Friday morning I awoke to discover what felt like a small doorknob near the lymph node incision scar. I knew what it was. Lymphatic fluid, just hanging around trying to find the missing three lymph nodes. Eventually, it would give up and move to a new home. Or at least I hoped that's what it would do. It didn't hurt. Just felt odd. I didn't think I had done anything untoward that caused it. Just part of the process.

So Friday morning was: hop on the train to Chicago and go see Santa at Macy's on State Street, have lunch at the Walnut Room and then take the girls over to American Girl store, another highlight of their trip. Back home on the train; grab some leftovers and then attend our town's tree-lighting ceremony that night, with Santa arriving on a fire truck, followed by a drive through the Christmas light show. At midnight, I drove up to Milwaukee and picked up Jeff at the airport and brought him home.
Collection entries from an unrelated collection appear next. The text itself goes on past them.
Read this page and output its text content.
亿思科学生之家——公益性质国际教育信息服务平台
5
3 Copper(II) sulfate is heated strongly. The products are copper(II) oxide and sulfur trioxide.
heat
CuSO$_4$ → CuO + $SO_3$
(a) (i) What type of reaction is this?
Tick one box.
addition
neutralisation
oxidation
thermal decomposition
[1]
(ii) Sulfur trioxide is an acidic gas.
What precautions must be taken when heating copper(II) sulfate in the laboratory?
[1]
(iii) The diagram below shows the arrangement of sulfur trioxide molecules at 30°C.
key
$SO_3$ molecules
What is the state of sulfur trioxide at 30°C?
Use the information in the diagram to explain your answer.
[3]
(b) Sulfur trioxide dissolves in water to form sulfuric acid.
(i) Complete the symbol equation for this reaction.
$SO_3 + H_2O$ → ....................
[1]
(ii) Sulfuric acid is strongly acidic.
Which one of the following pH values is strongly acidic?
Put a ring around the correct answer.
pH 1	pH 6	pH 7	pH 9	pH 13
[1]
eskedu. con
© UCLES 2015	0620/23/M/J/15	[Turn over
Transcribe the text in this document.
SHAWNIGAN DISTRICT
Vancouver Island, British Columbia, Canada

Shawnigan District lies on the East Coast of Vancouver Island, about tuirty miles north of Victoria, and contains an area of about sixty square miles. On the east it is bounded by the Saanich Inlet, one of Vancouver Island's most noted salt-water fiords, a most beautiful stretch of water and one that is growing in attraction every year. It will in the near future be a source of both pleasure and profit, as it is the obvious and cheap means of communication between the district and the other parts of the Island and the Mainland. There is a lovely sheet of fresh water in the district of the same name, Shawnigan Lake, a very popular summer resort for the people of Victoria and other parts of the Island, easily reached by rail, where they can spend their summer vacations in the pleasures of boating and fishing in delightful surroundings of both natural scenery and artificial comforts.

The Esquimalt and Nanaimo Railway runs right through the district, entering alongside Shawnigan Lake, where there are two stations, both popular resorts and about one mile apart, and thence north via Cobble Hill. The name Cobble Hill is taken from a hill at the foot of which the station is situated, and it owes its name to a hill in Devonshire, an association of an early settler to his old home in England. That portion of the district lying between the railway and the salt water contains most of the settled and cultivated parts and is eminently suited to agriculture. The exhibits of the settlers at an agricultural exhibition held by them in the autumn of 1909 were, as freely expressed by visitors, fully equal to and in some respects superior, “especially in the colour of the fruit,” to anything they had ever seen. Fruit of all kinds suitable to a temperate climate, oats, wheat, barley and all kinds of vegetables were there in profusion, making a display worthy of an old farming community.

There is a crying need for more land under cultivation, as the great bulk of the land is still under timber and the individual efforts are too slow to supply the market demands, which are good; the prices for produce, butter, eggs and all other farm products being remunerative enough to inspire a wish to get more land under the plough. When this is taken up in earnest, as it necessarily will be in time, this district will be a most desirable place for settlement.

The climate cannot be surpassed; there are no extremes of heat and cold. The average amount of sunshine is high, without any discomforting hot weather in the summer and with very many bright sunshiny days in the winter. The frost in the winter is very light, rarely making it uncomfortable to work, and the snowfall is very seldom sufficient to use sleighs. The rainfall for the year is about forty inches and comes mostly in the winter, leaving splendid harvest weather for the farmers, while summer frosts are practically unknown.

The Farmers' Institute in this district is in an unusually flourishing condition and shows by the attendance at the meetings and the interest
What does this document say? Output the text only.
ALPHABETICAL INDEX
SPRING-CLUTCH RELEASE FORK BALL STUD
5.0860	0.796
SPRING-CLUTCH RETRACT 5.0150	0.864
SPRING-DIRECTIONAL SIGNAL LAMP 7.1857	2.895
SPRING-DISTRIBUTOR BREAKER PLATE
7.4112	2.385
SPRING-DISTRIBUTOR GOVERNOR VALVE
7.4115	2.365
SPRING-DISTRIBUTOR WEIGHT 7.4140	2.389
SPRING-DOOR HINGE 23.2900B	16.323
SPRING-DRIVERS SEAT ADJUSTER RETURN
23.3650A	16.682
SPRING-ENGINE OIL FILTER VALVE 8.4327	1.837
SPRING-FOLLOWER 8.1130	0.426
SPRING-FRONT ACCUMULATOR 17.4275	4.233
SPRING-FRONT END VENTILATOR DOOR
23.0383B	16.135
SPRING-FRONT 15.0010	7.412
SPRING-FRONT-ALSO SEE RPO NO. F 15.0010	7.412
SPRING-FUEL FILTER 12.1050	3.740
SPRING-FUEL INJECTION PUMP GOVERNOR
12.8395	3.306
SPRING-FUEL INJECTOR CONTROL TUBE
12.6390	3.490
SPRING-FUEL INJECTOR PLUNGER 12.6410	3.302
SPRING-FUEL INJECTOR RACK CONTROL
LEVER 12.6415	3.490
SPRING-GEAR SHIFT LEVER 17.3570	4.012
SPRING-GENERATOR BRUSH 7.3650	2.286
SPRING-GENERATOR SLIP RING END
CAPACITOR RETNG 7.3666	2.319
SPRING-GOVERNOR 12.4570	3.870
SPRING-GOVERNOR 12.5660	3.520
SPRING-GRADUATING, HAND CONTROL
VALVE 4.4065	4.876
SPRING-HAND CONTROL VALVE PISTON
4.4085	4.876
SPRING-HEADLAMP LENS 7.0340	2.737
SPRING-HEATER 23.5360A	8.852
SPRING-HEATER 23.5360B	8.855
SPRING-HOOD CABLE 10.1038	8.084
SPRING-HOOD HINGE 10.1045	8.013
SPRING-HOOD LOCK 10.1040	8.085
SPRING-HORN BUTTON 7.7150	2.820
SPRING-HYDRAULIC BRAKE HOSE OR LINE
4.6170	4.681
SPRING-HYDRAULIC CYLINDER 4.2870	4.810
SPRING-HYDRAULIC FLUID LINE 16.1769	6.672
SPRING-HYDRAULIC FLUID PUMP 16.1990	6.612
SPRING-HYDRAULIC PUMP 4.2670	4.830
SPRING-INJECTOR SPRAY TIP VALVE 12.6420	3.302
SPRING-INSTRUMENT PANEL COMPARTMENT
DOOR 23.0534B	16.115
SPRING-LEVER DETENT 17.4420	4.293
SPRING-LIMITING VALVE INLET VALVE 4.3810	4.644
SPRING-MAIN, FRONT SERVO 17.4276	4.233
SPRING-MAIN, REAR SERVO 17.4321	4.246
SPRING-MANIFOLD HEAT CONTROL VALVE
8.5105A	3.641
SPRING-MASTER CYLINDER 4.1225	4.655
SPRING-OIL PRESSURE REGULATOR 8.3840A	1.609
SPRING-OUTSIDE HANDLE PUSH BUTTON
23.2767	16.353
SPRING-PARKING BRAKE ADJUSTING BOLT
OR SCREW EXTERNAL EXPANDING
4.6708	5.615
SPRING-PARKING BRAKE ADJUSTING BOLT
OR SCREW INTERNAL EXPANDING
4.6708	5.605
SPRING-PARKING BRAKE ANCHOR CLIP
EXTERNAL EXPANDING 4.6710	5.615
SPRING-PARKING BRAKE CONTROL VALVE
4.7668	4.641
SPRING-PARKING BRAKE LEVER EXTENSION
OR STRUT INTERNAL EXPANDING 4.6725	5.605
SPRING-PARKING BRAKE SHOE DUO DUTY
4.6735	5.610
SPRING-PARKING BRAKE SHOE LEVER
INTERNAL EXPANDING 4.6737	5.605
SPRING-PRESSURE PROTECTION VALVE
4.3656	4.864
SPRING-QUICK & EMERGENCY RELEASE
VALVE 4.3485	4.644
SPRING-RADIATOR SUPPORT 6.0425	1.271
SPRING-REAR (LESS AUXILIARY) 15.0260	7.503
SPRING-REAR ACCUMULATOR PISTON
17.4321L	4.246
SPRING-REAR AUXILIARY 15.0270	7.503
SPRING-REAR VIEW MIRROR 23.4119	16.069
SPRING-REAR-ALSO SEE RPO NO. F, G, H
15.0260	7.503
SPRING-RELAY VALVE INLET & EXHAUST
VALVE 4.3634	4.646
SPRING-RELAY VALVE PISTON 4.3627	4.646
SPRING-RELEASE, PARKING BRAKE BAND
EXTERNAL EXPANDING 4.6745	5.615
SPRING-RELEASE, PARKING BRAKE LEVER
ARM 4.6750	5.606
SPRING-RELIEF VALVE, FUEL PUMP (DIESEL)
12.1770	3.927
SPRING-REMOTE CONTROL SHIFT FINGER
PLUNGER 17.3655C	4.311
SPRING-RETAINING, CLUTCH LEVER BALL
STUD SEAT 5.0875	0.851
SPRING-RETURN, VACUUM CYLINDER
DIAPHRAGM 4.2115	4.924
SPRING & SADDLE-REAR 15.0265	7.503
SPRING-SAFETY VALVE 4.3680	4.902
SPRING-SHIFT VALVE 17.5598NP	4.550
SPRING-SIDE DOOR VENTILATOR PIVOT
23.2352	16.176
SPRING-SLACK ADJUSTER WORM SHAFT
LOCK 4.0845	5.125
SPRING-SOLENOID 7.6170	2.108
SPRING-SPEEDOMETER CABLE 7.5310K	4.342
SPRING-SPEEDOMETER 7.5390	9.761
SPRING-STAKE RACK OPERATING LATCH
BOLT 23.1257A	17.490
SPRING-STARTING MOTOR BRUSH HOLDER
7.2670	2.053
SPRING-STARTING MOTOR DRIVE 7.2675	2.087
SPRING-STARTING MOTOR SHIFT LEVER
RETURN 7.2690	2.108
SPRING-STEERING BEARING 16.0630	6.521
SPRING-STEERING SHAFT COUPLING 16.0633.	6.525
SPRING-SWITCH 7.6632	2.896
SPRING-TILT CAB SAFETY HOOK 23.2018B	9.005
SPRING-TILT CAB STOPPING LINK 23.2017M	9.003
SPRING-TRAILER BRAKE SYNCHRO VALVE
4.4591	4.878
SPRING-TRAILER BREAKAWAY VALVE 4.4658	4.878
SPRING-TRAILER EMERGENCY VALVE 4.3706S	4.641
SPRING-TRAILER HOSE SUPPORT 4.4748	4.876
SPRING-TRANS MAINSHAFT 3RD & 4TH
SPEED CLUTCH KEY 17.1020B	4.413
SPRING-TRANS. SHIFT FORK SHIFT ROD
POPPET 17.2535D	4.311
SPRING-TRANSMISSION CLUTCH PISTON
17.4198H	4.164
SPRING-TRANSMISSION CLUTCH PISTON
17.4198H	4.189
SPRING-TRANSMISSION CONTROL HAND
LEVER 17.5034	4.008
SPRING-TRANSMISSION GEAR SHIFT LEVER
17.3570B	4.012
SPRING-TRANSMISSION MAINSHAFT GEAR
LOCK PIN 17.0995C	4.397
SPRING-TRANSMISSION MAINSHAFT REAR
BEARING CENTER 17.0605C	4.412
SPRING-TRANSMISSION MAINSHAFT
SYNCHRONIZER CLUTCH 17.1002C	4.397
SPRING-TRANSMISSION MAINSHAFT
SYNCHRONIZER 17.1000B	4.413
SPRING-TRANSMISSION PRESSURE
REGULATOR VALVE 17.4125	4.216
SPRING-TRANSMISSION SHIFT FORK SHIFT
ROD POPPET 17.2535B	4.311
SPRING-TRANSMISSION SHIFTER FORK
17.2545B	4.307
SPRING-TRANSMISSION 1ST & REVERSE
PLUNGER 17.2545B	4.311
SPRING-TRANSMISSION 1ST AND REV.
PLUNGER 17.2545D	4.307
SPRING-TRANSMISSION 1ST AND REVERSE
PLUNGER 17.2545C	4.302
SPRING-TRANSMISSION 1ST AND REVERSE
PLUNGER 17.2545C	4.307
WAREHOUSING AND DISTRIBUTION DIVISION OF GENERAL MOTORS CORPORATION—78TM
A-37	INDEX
Saturday morning, all six of us went to breakfast and then to the live performance of A Christmas Carol at the Lincolnshire Marriott Theater. From there, Scott and family drove back to Des Moines, IA, and Jeff and I drove home and collapsed.

It truly had been a Dickensian holiday, bookended by a film and a live performance of A Christmas Carol. It was fun. It was busy. It was exhausting.

As I drifted off to sleep that night, I couldn't help but think about how much our lives (and our longevity) are impacted by the era wherein we dwell here on earth. If I was fresh off the Mayflower, I'd be a ticking time bomb with no idea my body was cooking its own little evil-doing turkey. No detection. No treatment. No happily ever after. We get what we get when we get it.

In a few decades, the options we have now will no doubt seem archaic. Perhaps they'll implant a device that, while you sleep tight in your bed, zooms toward the tumor like a heat-seeking missile and blasts it into pieces like a shattered window. Then a second implanted little Hoover device will pick up the trail and suck up all the debris. Next morning, you'll get up, hop in your portable pack-and-go helicopter and zip off to work, good as new. And as I relate what it was like in my day, that future generation will look at me in horror and gasp, "you mean they sliced into you, removed that icky thing, then ran toxins through your system and nuked you 'til you were crisp! Good God, woman, and you thought you were lucky?"

And I'll smile and reply, "Yep, I was one lucky Pilgrim."